Educated guess. Like, this class is never gonna end.

LOSINSKI

Very good. An educated guess. So, then people estimate the answer. Raise your hand if you know what an estimate means...

(crickets)

Estimating means making a prediction...

WILLOW

Isn’t that the same thing as a hypothesis?

LOSINSKI

Essentially, yes. However, the hypothesis in this case it’s more about establishing a plan to solve the problem, where as the estimation is our guess at an answer.

WILLOW

That’s not really what hypothesis means.

LOSINSKI

I appreciate that you understand the semantic lack of differences between hypothesis and estimation, Willow. However, I think we can move on... People tend to estimate the answer before they even start doing math. Then they do the math get an answer and compare it. So after they estimate they compute, which means doing the math. What does compute mean?

CLASS

Doing the math.

LOSINSKI

Doing the math. That’s right. Levi, what is computing?

LEVI

Getting my math on.

LOSINSKI

That’s right, Levi. Last, good word problem people check their work.
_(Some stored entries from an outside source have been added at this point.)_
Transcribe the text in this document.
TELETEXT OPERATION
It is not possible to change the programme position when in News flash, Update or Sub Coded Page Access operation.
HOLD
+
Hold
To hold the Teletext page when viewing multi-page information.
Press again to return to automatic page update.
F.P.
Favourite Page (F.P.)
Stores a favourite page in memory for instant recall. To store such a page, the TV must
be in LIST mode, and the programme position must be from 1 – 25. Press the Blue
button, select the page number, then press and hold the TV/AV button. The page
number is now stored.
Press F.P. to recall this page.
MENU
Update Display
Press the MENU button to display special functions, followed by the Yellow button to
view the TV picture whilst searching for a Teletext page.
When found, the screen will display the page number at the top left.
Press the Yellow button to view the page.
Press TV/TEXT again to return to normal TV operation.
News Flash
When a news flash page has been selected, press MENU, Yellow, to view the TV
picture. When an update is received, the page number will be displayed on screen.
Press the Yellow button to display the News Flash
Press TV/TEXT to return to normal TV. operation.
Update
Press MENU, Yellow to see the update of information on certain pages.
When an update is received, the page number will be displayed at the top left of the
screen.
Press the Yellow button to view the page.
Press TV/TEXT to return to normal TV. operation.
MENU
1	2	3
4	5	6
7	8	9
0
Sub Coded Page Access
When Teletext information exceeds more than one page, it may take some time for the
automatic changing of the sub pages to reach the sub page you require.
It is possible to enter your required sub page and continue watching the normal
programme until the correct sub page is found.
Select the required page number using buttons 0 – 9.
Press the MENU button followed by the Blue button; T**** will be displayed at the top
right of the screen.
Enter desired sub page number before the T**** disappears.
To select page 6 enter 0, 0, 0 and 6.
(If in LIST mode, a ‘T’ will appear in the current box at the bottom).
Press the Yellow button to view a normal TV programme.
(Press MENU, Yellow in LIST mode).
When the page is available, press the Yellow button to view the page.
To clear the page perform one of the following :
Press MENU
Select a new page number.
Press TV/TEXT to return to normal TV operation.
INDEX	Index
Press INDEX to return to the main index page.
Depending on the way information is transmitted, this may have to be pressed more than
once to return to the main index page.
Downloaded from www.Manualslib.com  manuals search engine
Means checking to make sure That they’ve the right calculations, they have set up their problem right. Sometimes they use reverse operations. so like using subtraction to figure out an addition problem. Why do you check math word problems? To make sure you get it right.
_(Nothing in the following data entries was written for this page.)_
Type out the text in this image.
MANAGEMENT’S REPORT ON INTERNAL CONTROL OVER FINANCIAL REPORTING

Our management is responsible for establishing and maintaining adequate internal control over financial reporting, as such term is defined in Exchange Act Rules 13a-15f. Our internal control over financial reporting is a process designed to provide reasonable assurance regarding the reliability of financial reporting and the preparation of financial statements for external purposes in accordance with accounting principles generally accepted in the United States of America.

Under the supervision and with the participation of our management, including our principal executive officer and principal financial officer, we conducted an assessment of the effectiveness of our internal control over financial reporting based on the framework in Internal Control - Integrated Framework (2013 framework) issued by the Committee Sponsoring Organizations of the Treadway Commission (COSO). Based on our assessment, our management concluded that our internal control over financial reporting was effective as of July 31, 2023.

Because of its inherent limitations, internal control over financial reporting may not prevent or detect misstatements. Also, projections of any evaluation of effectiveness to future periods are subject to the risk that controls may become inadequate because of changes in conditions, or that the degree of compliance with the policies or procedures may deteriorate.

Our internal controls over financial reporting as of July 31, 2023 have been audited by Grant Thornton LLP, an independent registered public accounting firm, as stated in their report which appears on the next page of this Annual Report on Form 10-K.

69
(switch to: say, ask, check)

So, good problem solvers also do stuff in their head. First thing he does is ask himself what to do...

WILLOW

Why does it have to be a guy?

LOSINSKI

It doesn’t. Thank you for checking me on gender micro-aggressions, Willow. So, the first thing they do is SAY things to tell them what to do. Next, They ASK themselves questions. Finally, they CHECK their work. I put Say, ask, check On These charts. Show metacognitive strategy chart. I also have these cards that’ll help you study. This big chart so you can See what to do. And now I’m going to go through the whole process once.Then, we will read it as a group. Finally, I’ll call on each of you to read it. Perform the explanations as described by Losinski.